• Last week saw panicky trading that left stocks little changed from where they were.
  • The damage from the previous week has left investors with bargains a-plenty.
  • But will their Fear, Uncertainty and Doubt (FUD) over short-term trends stay their hand?
  • Will Fear, Uncertainty And Doubt Define The Markets This Morning

    Last week delivered a shocking amount of action to U.S. markets, but there was actually little actual movement. The Dow starts Monday up 1.1% from its level of a week ago, the S&P 500 is up .91%, and the NASDAQ is up 2.6%. The damage of the previous week, then, is half-way toward repair, with the market’s trough on Tuesday evening of 10% having turned into a two-week loss of roughly 5%.

    Oil Drives Stock Market Rebound

    Oil’s fall, and that of China’s stock market, led the way down, and oil has led the way back up, a two-day rally of 6.3% on West Texas Intermediate (WTI) crude, to $45.22, and a 5.3% rise in Brent North Sea oil to $50.50. This put the total gain for WTI oil at 11% on the week, 10% for Brent, but to get there, WTI had to bounce off a six-year low of $38.24.

    Leaks and sabotage in Nigeria got a lot of the blame for the run-up, but the announcement that oil field services giant Schlumberger (NYSE:SLB) will buy Cameron International (NYSE:CAM) , the oil pipe kings,  for $14.8 billion, including debt, a 37% premium on Cameron’s previous price, also gave hope that the worst of the global oil crash may be over.

    Despite this, there remains a lot of uncertainty about China, where most of the 5% gain last Friday came in the last half-hour of trading leading some analysts to predict that market still has another 15% to fall.

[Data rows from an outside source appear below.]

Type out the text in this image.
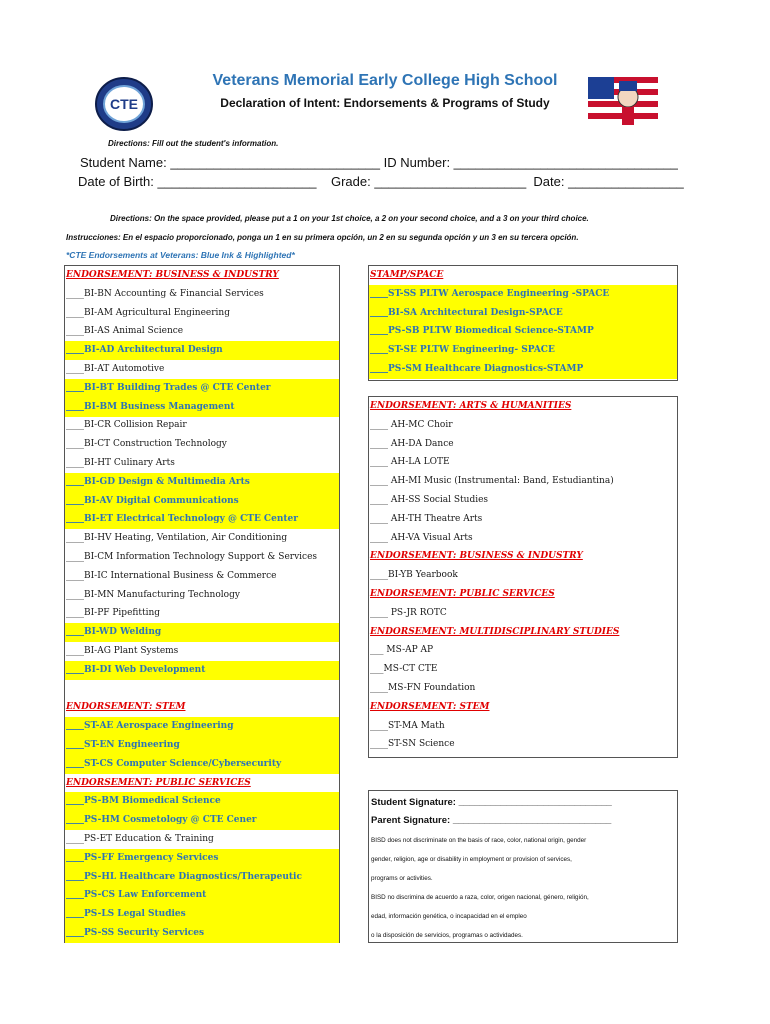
CTE
Veterans Memorial Early College High School
Declaration of Intent: Endorsements & Programs of Study
Directions: Fill out the student's information.
Student Name: _____________________________ ID Number: _______________________________
Date of Birth: ______________________    Grade: _____________________  Date: ________________
Directions: On the space provided, please put a 1 on your 1st choice, a 2 on your second choice, and a 3 on your third choice.
Instrucciones: En el espacio proporcionado, ponga un 1 en su primera opción, un 2 en su segunda opción y un 3 en su tercera opción.
*CTE Endorsements at Veterans: Blue Ink & Highlighted*
ENDORSEMENT: BUSINESS & INDUSTRY
____BI-BN Accounting & Financial Services
____BI-AM Agricultural Engineering
____BI-AS Animal Science
____BI-AD Architectural Design
____BI-AT Automotive
____BI-BT Building Trades @ CTE Center
____BI-BM Business Management
____BI-CR Collision Repair
____BI-CT Construction Technology
____BI-HT Culinary Arts
____BI-GD Design & Multimedia Arts
____BI-AV Digital Communications
____BI-ET Electrical Technology @ CTE Center
____BI-HV Heating, Ventilation, Air Conditioning
____BI-CM Information Technology Support & Services
____BI-IC International Business & Commerce
____BI-MN Manufacturing Technology
____BI-PF Pipefitting
____BI-WD Welding
____BI-AG Plant Systems
____BI-DI Web Development
ENDORSEMENT: STEM
____ST-AE Aerospace Engineering
____ST-EN Engineering
____ST-CS Computer Science/Cybersecurity
ENDORSEMENT: PUBLIC SERVICES
____PS-BM Biomedical Science
____PS-HM Cosmetology @ CTE Cener
____PS-ET Education & Training
____PS-FF Emergency Services
____PS-HL Healthcare Diagnostics/Therapeutic
____PS-CS Law Enforcement
____PS-LS Legal Studies
____PS-SS Security Services
STAMP/SPACE
____ST-SS PLTW Aerospace Engineering -SPACE
____BI-SA Architectural Design-SPACE
____PS-SB PLTW Biomedical Science-STAMP
____ST-SE PLTW Engineering- SPACE
____PS-SM Healthcare Diagnostics-STAMP
ENDORSEMENT: ARTS & HUMANITIES
____ AH-MC Choir
____ AH-DA Dance
____ AH-LA LOTE
____ AH-MI Music (Instrumental: Band, Estudiantina)
____ AH-SS Social Studies
____ AH-TH Theatre Arts
____ AH-VA Visual Arts
ENDORSEMENT: BUSINESS & INDUSTRY
____BI-YB Yearbook
ENDORSEMENT: PUBLIC SERVICES
____ PS-JR ROTC
ENDORSEMENT: MULTIDISCIPLINARY STUDIES
___ MS-AP AP
___MS-CT CTE
____MS-FN Foundation
ENDORSEMENT: STEM
____ST-MA Math
____ST-SN Science
Student Signature: _____________________________
Parent Signature: ______________________________
BISD does not discriminate on the basis of race, color, national origin, gender
gender, religion, age or disability in employment or provision of services,
programs or activities.
BISD no discrimina de acuerdo a raza, color, origen nacional, género, religión,
edad, información genética, o incapacidad en el empleo
o la disposición de servicios, programas o actividades.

U.S. traders may need an extra cognac to get to sleep Sunday.

    FUD (Fear, Uncertainty and Doubt) Produces Paralysis

    The FUD phrase dates from the 1980s, when Microsoft (NASDAQ:MSFT) used public relations to sew doubt among companies about switching to Apple (NASDAQ:AAPL) Macintosh computers while it readied what became Windows. Fear of loss, uncertainty about switching costs, and doubt about leaving the “mainstream” of computing caused paralysis among customers – enough so that when Microsoft finally had a windowing interface compatible with old MS-DOS data it took the market.